Fun problem, two great ways to solve it. My first solution wasn't space optimal, however, it's easy
to reason about recursively. Like every dynamic programming problem, we have states and we have to
make decisions at each state, and we use the previous solutions / decisions to inform our current
decision so we don't have to recalculate values.

In our first solution, we recursively choose 4 options:

  * Skip, making no choice
  * If we hold, we continue to hold or sell and transition to the cooldown state
  * If we're in the cooldown state, we stay in the cooldown state or transition to the ready state
  * If we're free, we remain free or transition to the hold state

Using the @cache decorator for our dynamic programming function, we use memoization to avoid
recalculating already visted paths in this search. Eventually, we find the maximum.

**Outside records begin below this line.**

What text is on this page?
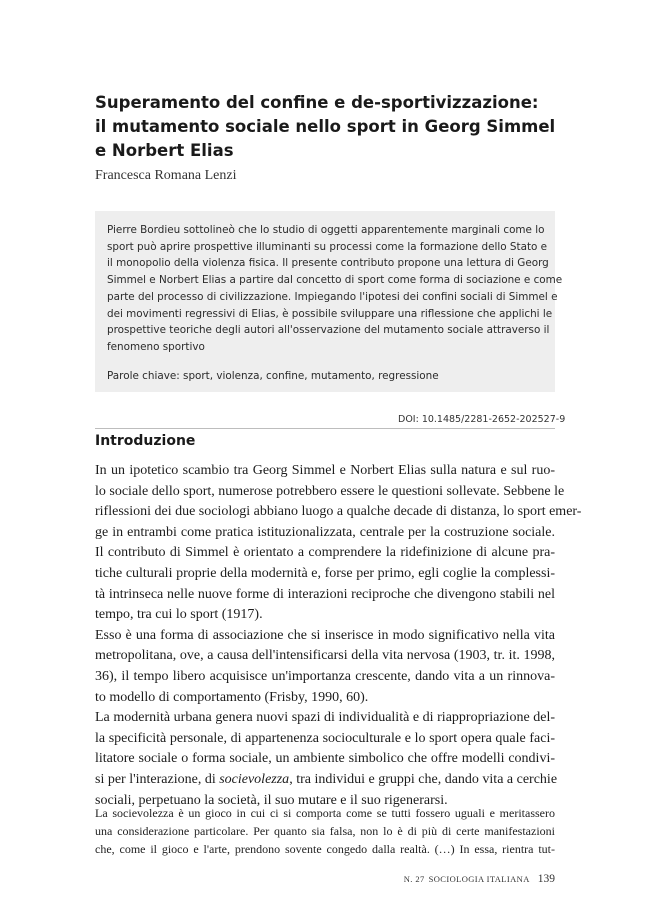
Superamento del confine e de-sportivizzazione:
il mutamento sociale nello sport in Georg Simmel
e Norbert Elias

Francesca Romana Lenzi

Pierre Bordieu sottolineò che lo studio di oggetti apparentemente marginali come lo
sport può aprire prospettive illuminanti su processi come la formazione dello Stato e
il monopolio della violenza fisica. Il presente contributo propone una lettura di Georg
Simmel e Norbert Elias a partire dal concetto di sport come forma di sociazione e come
parte del processo di civilizzazione. Impiegando l'ipotesi dei confini sociali di Simmel e
dei movimenti regressivi di Elias, è possibile sviluppare una riflessione che applichi le
prospettive teoriche degli autori all'osservazione del mutamento sociale attraverso il
fenomeno sportivo
Parole chiave: sport, violenza, confine, mutamento, regressione

DOI: 10.1485/2281-2652-202527-9

Introduzione
In un ipotetico scambio tra Georg Simmel e Norbert Elias sulla natura e sul ruo-
lo sociale dello sport, numerose potrebbero essere le questioni sollevate. Sebbene le
riflessioni dei due sociologi abbiano luogo a qualche decade di distanza, lo sport emer-
ge in entrambi come pratica istituzionalizzata, centrale per la costruzione sociale.
Il contributo di Simmel è orientato a comprendere la ridefinizione di alcune pra-
tiche culturali proprie della modernità e, forse per primo, egli coglie la complessi-
tà intrinseca nelle nuove forme di interazioni reciproche che divengono stabili nel
tempo, tra cui lo sport (1917).
Esso è una forma di associazione che si inserisce in modo significativo nella vita
metropolitana, ove, a causa dell'intensificarsi della vita nervosa (1903, tr. it. 1998,
36), il tempo libero acquisisce un'importanza crescente, dando vita a un rinnova-
to modello di comportamento (Frisby, 1990, 60).
La modernità urbana genera nuovi spazi di individualità e di riappropriazione del-
la specificità personale, di appartenenza socioculturale e lo sport opera quale faci-
litatore sociale o forma sociale, un ambiente simbolico che offre modelli condivi-
si per l'interazione, di socievolezza, tra individui e gruppi che, dando vita a cerchie
sociali, perpetuano la società, il suo mutare e il suo rigenerarsi.
La socievolezza è un gioco in cui ci si comporta come se tutti fossero uguali e meritassero
una considerazione particolare. Per quanto sia falsa, non lo è di più di certe manifestazioni
che, come il gioco e l'arte, prendono sovente congedo dalla realtà. (…) In essa, rientra tut-
N. 27 SOCIOLOGIA ITALIANA 139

Alternatively, we represent this state machine with a different algorithm, using the same states,
and we update the best choices for each possibility after inspecting each price.

The recursive solution is as follows:


  class Solution:
      def maxProfit(self, prices: List[int]) -> int:
          n = len(prices)

          @cache
          def dp(i: int, h: bool, c: bool) -> int:
              if i == n:
                  return 0

              ans = dp(i + 1, h, c)

              if h:
                  ans = max(ans, prices[i] + dp(i + 1, False, True))
              elif c:
                  ans = max(ans, dp(i + 1, h, False))
              else:
                  ans = max(ans, -prices[i] + dp(i + 1, True, False))

              return ans

          return dp(0, False, False)


_ Time Complexity:

  O(n) - Where n is the number of prices.

_ Space Complexity:

  O(n) - We create a recursive call stack n times.


The iterative solution is as follows:


  class Solution:
      def maxProfit(self, prices: List[int]) -> int:
          sold, held, cooldown = float("-inf"), float("-inf"), 0

          for price in prices:
              sold, held, cooldown = (
                  held + price,
                  max(held, cooldown - price),
                  max(cooldown, sold),
              )

          return max(sold, cooldown)


_ Time Complexity:

  O(n) - Where n is the number of prices.

_ Space Complexity:

  O(1) - We store our states in constant space.